A recent report examined Canadian's behaviour and outlook post-recession, and when it comes to what determines their financial outlook, the vast majority of Canadians put their eggs in one basket: real estate.
According to advertising agency Bensimon Byrne's latest Consumerology Report, Canadians are still coping with the effects of the recession yet are feeling optimistic about their personal finances. When asked about their personal financial situation now compared to pre-recession 49% report their living expenses have increased, only 31% are earning more money, and only 22% report say their investments have increased. Despite these figures, more than half (58%) say their personal finances are better today than they were before the recession and the vast majority (81%) indicate they expect to be doing even better one year from now.
The findings point to an obvious question: what's driving this post-recession optimism? And the answer appears to be the Canadian housing market; with the majority of Canadians (58%) saying their house or condo is worth more than pre-recession.
Each quarter, the Consumerology Report tracks consumer opinions about the economy, individual financial expectations, consumer spending intentions, and attitudes toward key national issues. The purpose of this edition was to understand the consumer financial situation, post-recession attitudes and behaviours, and consumer economic outlook.
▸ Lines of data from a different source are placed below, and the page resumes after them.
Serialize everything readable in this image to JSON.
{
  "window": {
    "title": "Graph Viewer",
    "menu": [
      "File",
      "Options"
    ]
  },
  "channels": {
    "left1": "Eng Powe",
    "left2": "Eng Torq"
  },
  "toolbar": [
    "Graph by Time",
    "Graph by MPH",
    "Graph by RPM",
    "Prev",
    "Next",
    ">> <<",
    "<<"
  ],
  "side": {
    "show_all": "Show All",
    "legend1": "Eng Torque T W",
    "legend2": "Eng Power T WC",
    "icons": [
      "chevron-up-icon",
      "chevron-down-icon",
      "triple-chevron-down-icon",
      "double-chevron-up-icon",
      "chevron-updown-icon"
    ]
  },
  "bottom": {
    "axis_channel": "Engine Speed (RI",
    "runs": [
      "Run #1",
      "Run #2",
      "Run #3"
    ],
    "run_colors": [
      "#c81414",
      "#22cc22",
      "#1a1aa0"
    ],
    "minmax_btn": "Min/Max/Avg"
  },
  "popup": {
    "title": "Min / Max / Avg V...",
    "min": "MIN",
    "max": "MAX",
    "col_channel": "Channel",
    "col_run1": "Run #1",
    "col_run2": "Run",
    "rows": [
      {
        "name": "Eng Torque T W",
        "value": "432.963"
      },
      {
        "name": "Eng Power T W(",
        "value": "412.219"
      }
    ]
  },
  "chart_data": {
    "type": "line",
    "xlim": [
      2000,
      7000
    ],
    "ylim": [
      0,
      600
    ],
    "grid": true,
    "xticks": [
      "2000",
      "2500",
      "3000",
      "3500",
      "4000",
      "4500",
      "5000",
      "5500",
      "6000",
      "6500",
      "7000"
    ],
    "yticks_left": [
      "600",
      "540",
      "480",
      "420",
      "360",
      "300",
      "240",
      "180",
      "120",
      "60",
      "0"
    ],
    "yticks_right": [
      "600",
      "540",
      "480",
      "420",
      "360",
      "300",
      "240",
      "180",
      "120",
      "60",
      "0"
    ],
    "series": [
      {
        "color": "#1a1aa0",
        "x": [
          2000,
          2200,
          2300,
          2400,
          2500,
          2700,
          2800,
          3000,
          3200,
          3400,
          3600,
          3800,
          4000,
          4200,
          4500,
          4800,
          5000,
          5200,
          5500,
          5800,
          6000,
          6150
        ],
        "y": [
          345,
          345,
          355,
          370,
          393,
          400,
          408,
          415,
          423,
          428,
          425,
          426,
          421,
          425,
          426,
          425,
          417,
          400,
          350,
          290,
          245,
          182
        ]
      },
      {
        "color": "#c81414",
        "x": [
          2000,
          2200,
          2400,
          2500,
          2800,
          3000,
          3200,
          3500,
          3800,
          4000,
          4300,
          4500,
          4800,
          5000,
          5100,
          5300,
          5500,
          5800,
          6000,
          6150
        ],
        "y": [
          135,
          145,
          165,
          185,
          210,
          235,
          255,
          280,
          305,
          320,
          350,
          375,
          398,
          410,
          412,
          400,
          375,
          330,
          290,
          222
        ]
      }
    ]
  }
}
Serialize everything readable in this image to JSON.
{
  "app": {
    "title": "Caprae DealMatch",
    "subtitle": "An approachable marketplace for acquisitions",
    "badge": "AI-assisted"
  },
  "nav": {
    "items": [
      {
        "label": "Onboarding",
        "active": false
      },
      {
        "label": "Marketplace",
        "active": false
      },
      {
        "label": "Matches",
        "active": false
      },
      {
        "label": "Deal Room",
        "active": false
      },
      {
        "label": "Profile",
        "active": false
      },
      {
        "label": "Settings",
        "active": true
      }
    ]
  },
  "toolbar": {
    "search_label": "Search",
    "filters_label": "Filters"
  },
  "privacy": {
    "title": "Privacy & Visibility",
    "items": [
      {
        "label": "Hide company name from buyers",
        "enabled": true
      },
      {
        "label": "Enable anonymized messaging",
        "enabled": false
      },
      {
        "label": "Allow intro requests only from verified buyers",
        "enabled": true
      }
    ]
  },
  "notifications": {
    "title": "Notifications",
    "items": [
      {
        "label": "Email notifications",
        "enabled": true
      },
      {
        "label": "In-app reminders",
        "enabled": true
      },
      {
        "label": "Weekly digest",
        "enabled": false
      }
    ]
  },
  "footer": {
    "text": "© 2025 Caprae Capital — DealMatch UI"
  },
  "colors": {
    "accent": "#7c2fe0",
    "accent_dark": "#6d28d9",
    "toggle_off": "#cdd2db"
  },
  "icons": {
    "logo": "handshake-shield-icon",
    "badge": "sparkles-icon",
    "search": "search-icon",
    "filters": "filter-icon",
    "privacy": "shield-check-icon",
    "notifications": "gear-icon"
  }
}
Beyond the overall optimism Canadians are feeling about the economy, the report also revealed Canadians are feeling the financial squeeze from rising grocery and gas prices, along with increased taxes and utility costs. Canadians are also focused on reducing their debt and building a savings safety net - a reality that will cause many consumers to cut back on discretionary expenditures, especially those related to entertainment.
The report also finds that even so-called essentials are not 'recession proof'. During the recession, even items like groceries and gas experienced a decline. The categories hit hardest were vacations, clothes, eating out, and fitness. Now, these areas are starting to rebound but bars and live sporting events are still victims of the recession with people reluctant to open their wallets for those activities.
Additional survey highlights
This quarter's survey was conducted in English and French by The Gandalf Group amongst 1,500 Canadians.